Now 6-foot-5, 305-pounds according to top recruiting website Rivals.com, the defensive tackle out of Suffield (Ct.) Academy was ranked the 21st-rated recruit in the entire nation. He was an Under-Armour All-American as well. That is rarefied air in New England, as top-tier recruits most often hail from the southern, west-coast, or Midwestern hotbeds.
Wilkins is that rare player. On National Signing Day almost two weeks ago, Wilkins decided to attend Clemson University. It was likely a disappointment to the 22 FBS schools that offered him a scholarship. Recent national champion, Ohio State coach Urban Meyer, was but one of the coaches who came to Suffield to see one of the nation’s premier defensive tackle prospects. Of those 22 schools, Wilkins took visits at Boston College, Ohio State, Penn State, and Stanford.
And he began his high school football career playing at Bowditch Field.
“It’s great to see him have this opportunity,” said Doherty, who still stays in touch with Wilkins. “I think he’ll make the most of it. I think you’ll see him playing in the NFL.”
His coach for the last four years has been Drew Gamere, Suffield Academy’s Co-Athletic Director as well as its football coach. The school has won six of the last seven NEPSAC Super Bowls under Gamere, including four straight. It’s likely no coincidence that the titles have come while Wilkins has played an integral role on each side of the line in the last four.
In 2011, Gamere met Wilkins, who had come in from his hometown of Springfield after moving back home. Suffield is just over the Massachusetts/Connecticut border, about 11 miles away from Springfield.
“He came to campus one day with his godmother, whose son had been looking at Suffield,” said Gamere. Upon seeing Wilkins, he said, “I thought he’d be a senior or a post-grad. He was a freshman.”
After Wilkins did “a great job” in the interviewing process, according to Gamere, the school found a spot for him.
Gamere, who grew up in Brookline and was a post-grad at Suffield in 1992-1993, said he knew that Wilkins had plenty of potential. Having played and coached in the Bay State Conference at Brookline High, Gamere was aware that it was no small feat for a freshman to be on varsity in the BSC, as had been the case with Wilkins at Framingham.
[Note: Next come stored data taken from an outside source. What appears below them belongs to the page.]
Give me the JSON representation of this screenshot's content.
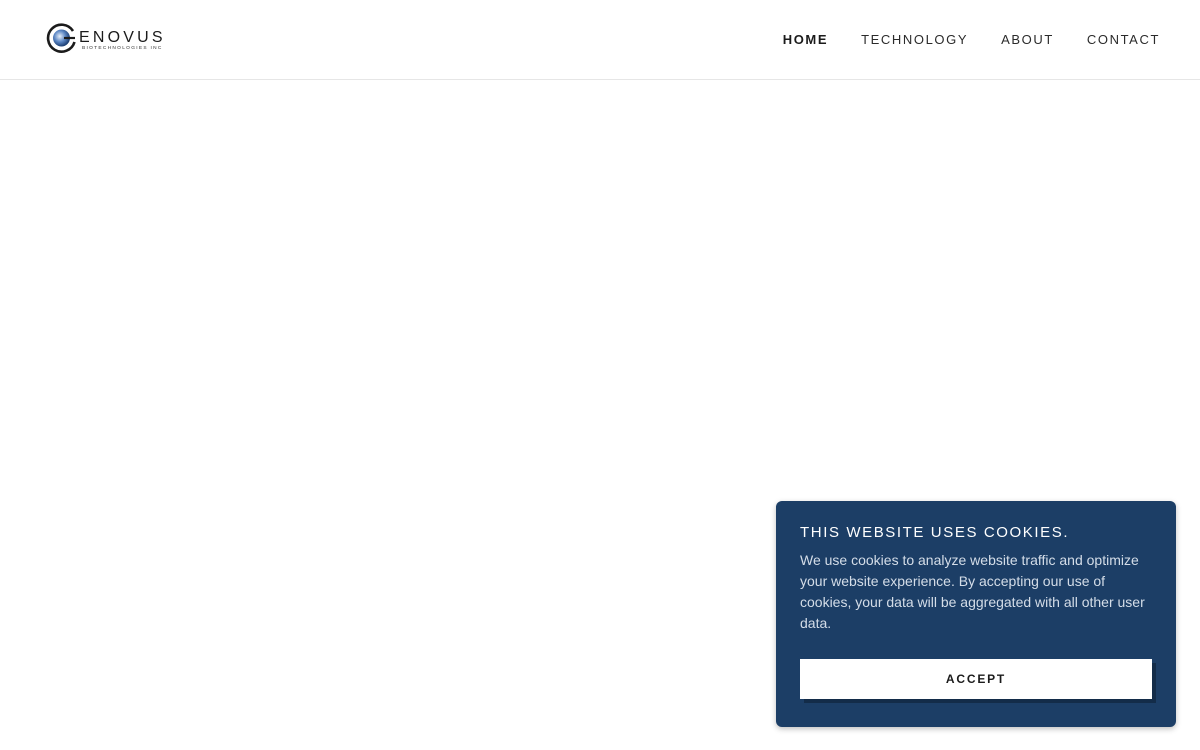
{
  "brand": {
    "name": "ENOVUS",
    "tagline": "BIOTECHNOLOGIES INC"
  },
  "nav": {
    "items": [
      {
        "label": "HOME",
        "active": true
      },
      {
        "label": "TECHNOLOGY",
        "active": false
      },
      {
        "label": "ABOUT",
        "active": false
      },
      {
        "label": "CONTACT",
        "active": false
      }
    ]
  },
  "cookie_banner": {
    "title": "THIS WEBSITE USES COOKIES.",
    "body": "We use cookies to analyze website traffic and optimize your website experience. By accepting our use of cookies, your data will be aggregated with all other user data.",
    "accept_label": "ACCEPT",
    "background_color": "#1c3e66"
  }
}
“He was doing some workout with our guys in the summer, and I see him do a flat-footed backflip,” Gamere said. “That’s athleticism you don’t see from many people, let alone a guy who was 280 pounds.”
More than the raw footwork as a key part of his football talent, Gamere could see Wilkins’ character playing a key role in his success.
“On our end, he was so coachable right from the start,” Gamere said. “We knew he had upside, but the fact that he could take the coaching was initially the most promising.”
Being a top-notch football recruit who has also shined on the basketball court, just one illustration of Wilkins’ popularity is that he has 2,312 Twitter followers (@cwilkins42). He is a national name who had his pick of top-tier college football programs to go to.
According to his coaches, both past and present, he’s kept his humility throughout the process.
“Anybody who knows him knows he’s a tremendous young man,” Gamere added. “He could be class president, and that is not just based on him as an athlete.
Doherty said of Wilkins, “As nice of a kid as he is, he’s that mean on the field.”
And, by the sound of it, on the basketball court. On Friday night, in a 70-44 rout of Westminster, Wilkins netted the 1,000th point of his career. He is only the fourth male in the school’s history to reach the milestone. Among the others to achieve the feat is Vinny Del Negro, the former San Antonio Spurs standout and NC State alum.
The athleticism is obvious. Mix that with the intangibles, and Wilkins isn’t the kind of guy who comes knocking every day.
“His leadership is phenomenal,” Gamere said. “When your best player physically is also the most coachable and one of the hardest workers, it certainly makes my job a lot easier. It’s easy to be at your best when things are going well.”
Keep an eye out for Christian Wilkins next year, and in the years ahead. A football journey, one with roots in Framingham, may have only just begun.